Have you ever heard the word “blessing” more than when you
are having and/or have had a baby? I’m
telling you, no. (But I am open to a challenge). So, lets mix it up.
I am “blessed” regularly in a certain way that I am just
finding words for. A space and place that is often overlooked, and certainly
not honored in a public or systematic way.
Friends without babies staying close. And even more, friends longing for
babies but are still committed to staying close. Close enough that I get to hear that side of
it and be called back to the Beatitude blessing that we humans resist with all
our might.
And close enough that I get to see these friends hold Maisey
with joy.
I remember the work, the holy and hard work, on that side of
it.
I spent many powerful moments on that side of it. That side of wanting a child, of holding a
child, of losing a child. Strangely, on
this side of it, I miss something of that side.

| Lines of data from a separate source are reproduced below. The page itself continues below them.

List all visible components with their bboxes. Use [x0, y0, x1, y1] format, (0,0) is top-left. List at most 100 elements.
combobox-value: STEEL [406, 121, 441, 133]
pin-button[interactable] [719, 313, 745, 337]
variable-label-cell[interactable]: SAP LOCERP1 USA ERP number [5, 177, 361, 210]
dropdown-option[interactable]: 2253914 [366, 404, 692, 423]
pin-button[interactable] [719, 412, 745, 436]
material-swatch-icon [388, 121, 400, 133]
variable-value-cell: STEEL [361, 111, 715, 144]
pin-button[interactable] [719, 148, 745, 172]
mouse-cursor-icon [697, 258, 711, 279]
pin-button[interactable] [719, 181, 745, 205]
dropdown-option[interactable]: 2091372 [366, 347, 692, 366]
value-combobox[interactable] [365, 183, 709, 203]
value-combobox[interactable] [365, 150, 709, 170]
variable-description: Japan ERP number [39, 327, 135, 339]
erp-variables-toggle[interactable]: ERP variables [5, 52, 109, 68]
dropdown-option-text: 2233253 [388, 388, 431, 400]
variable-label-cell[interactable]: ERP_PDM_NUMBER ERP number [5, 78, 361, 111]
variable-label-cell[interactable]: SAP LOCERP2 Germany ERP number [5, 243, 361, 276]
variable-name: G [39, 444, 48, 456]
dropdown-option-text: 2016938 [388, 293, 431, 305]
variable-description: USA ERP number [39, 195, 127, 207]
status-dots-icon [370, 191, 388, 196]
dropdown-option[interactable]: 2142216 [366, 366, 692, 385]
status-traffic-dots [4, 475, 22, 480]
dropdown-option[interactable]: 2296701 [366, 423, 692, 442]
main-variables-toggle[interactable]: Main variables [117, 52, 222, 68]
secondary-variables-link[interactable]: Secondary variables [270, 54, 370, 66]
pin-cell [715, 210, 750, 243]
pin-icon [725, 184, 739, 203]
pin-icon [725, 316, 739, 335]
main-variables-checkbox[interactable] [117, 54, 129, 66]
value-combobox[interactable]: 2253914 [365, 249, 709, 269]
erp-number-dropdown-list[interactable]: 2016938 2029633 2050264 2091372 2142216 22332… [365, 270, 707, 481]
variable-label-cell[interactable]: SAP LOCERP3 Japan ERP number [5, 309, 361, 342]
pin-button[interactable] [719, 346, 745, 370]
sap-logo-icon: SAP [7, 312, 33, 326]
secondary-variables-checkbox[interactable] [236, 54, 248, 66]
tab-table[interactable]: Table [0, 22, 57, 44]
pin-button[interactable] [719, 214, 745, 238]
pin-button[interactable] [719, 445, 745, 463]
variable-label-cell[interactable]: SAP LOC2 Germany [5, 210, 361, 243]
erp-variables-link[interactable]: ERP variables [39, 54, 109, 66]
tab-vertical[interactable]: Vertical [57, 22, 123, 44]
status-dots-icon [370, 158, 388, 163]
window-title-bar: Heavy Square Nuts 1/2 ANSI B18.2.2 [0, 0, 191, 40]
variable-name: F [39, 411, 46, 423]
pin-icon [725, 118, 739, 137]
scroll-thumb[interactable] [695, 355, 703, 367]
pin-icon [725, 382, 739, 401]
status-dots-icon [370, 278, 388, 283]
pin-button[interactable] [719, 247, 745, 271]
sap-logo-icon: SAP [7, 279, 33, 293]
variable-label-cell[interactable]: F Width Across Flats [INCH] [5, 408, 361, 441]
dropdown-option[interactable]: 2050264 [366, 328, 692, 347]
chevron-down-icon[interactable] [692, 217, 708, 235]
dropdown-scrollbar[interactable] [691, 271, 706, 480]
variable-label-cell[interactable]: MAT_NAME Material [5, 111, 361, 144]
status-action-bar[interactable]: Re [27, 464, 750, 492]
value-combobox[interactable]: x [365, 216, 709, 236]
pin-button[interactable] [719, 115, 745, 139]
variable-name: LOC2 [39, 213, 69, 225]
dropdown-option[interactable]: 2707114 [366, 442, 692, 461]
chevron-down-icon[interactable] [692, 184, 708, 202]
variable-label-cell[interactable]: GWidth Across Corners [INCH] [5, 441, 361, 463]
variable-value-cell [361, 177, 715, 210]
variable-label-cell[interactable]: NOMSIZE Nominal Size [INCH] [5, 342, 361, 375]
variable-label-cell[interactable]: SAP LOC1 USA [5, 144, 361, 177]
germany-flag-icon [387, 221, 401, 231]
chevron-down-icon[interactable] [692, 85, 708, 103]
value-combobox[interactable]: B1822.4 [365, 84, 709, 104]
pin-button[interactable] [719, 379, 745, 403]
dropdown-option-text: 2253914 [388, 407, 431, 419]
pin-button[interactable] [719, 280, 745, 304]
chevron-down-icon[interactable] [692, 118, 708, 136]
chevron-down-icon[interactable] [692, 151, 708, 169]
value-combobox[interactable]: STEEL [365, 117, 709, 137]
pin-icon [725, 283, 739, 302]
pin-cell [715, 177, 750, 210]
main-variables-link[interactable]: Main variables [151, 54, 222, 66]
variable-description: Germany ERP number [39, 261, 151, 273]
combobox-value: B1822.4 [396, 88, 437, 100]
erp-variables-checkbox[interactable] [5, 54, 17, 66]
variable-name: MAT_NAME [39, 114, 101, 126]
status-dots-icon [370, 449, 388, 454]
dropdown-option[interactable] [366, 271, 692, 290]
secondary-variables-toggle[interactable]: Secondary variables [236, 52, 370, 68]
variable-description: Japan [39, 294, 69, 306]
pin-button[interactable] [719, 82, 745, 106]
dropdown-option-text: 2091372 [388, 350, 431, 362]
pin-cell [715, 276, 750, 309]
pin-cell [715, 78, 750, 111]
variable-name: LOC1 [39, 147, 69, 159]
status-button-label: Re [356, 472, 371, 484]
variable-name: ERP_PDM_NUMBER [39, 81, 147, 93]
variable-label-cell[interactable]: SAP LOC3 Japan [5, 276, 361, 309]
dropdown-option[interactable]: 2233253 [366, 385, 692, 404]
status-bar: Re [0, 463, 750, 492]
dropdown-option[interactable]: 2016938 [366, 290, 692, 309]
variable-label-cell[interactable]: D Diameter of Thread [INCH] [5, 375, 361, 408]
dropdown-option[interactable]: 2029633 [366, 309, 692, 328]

And it is not the sad addiction to darkness that can often creep in
after many years of trouble.
Especially now, on this side of it, I see my friends on that
side of it know something intimately
I do not. At a minimum they know how precious it is to hold this
little life in my arms and heart. And at
its deepest ends they know what it is to long, desire, and to not be ashamed of
it. And so I am not ashamed to admit
that sometimes on this side of it, I forget the many years and moments on that
side of it.
They bless by not living in spite of the want, but more
fully because of the want. Is it
possible, to live more fully because
of an honored, unmet desire? But
you, brave beauties, keep me honest. And
whole. You keep me centered and mentor me in the ways of longing and
meaning. You testify to me of the
goodness that is in my life and the answer to prayer that Maisey is. You keep me hoping, dreaming, and believing
for more of God and less of that. Even
when that is so very good. (And
adorable, in fact).
Which, quite honestly, is quite a bit more valuable than
mom-to-mom’s about which diapers to buy.
PS: Not all my friends that don’t have kids want
kids. Lets go ahead
and state the obvious that that is not just okay – that that is a blessing too.